FORT LAUDERDALE, Fla. – Feliz Beruvides, a Broward County, resident said he is tired of hearing about the coronavirus and he misses having a sense of normalcy. He said he has the “When is this going to end?” feeling.
It has been seven months since the first reported hospitalization in China. The first U.S. travel-related case was confirmed Jan. 21 in Washington state. New York started to take a hit in February and the first two cases in Florida were reported March 1.
By March 14, there were 20 positive cases of COVID-19 in Broward. Beruvides said the current political leadership’s tendency to minimize the crisis hasn’t been very helpful.
“The problem is what’s at hand. People are dying,” Beruvides said. “A lot more people are going to become ill.”
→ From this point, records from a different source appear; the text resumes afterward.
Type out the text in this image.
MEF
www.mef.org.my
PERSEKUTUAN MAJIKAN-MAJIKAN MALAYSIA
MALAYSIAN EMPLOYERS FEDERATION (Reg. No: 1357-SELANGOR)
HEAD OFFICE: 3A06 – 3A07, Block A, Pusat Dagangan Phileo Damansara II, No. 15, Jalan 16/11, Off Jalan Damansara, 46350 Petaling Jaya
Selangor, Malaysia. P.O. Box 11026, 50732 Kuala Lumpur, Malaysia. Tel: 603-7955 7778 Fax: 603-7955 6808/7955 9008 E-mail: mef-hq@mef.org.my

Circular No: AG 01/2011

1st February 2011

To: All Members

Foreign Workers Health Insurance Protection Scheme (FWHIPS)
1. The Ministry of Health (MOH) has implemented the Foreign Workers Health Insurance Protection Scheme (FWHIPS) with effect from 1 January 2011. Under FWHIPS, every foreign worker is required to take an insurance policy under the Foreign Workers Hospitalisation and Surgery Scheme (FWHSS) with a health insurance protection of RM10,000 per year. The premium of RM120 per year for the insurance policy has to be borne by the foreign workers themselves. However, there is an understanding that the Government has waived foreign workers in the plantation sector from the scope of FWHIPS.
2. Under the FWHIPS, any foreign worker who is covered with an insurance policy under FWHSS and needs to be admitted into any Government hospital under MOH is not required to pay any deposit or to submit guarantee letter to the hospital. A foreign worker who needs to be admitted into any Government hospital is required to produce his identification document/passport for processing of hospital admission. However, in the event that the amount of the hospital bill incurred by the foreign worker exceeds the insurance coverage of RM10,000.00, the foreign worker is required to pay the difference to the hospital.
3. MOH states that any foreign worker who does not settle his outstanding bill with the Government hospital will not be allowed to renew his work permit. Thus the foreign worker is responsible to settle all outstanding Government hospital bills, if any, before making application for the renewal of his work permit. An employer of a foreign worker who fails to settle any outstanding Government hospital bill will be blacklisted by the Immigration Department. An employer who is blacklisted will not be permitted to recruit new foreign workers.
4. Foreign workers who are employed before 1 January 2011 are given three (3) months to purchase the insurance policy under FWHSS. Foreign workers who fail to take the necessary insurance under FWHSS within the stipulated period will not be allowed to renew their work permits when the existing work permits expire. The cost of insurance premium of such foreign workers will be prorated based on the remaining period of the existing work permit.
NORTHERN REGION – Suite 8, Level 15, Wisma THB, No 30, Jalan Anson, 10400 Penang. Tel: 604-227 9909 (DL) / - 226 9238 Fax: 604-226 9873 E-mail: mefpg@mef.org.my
There weren’t any new Broward deaths reported on Wednesday, but that wasn’t a reason to celebrate since the Florida Department of Health reports the disease has claimed 464 lives in Broward.
In an effort to save lives, researchers are looking for clues in labs with infected monkeys, in the bodies of the people who lost their battle with COVID-19 and in the genes of survivors and asymptomatic patients. The treatment has improved, but without a vaccine the disease continues to spread.
Rachel Ford, a Broward County resident, said she fears the disease is easily transmitted through droplets in the air and there are people who are too ignorant about doing their part to reduce the spread.
“They complain about putting the mask on,” Ford said. “They don’t understand this virus is real out here. The whole going back to school thing; I still think they should do it online ... It’s a very scary thing.”
Nearly 12% of the people who were tested in Broward County learned that they had been infected with the coronavirus, according to Wednesday’s Florida Department of Health data.
The virus grounded flights at the Fort Lauderdale-Hollywood International Airport and the local hospitality industry took a hit. Restaurants in Broward County are still allowed to offer in-door dining — except from 10 p.m. to 5 a.m. The unemployment rate in Broward County spiked to 16% in May.
While some small business owners support reopening, epidemiologists believe there is a need for more testing and contact tracing to isolate those who are carriers.
Even if there is a vaccine available for distribution there will be some Broward residents who will reject it out of fear. Beruvides and Ford feel the uncertainty in Broward County.
“This is going to be around a long time,” Beruvides said.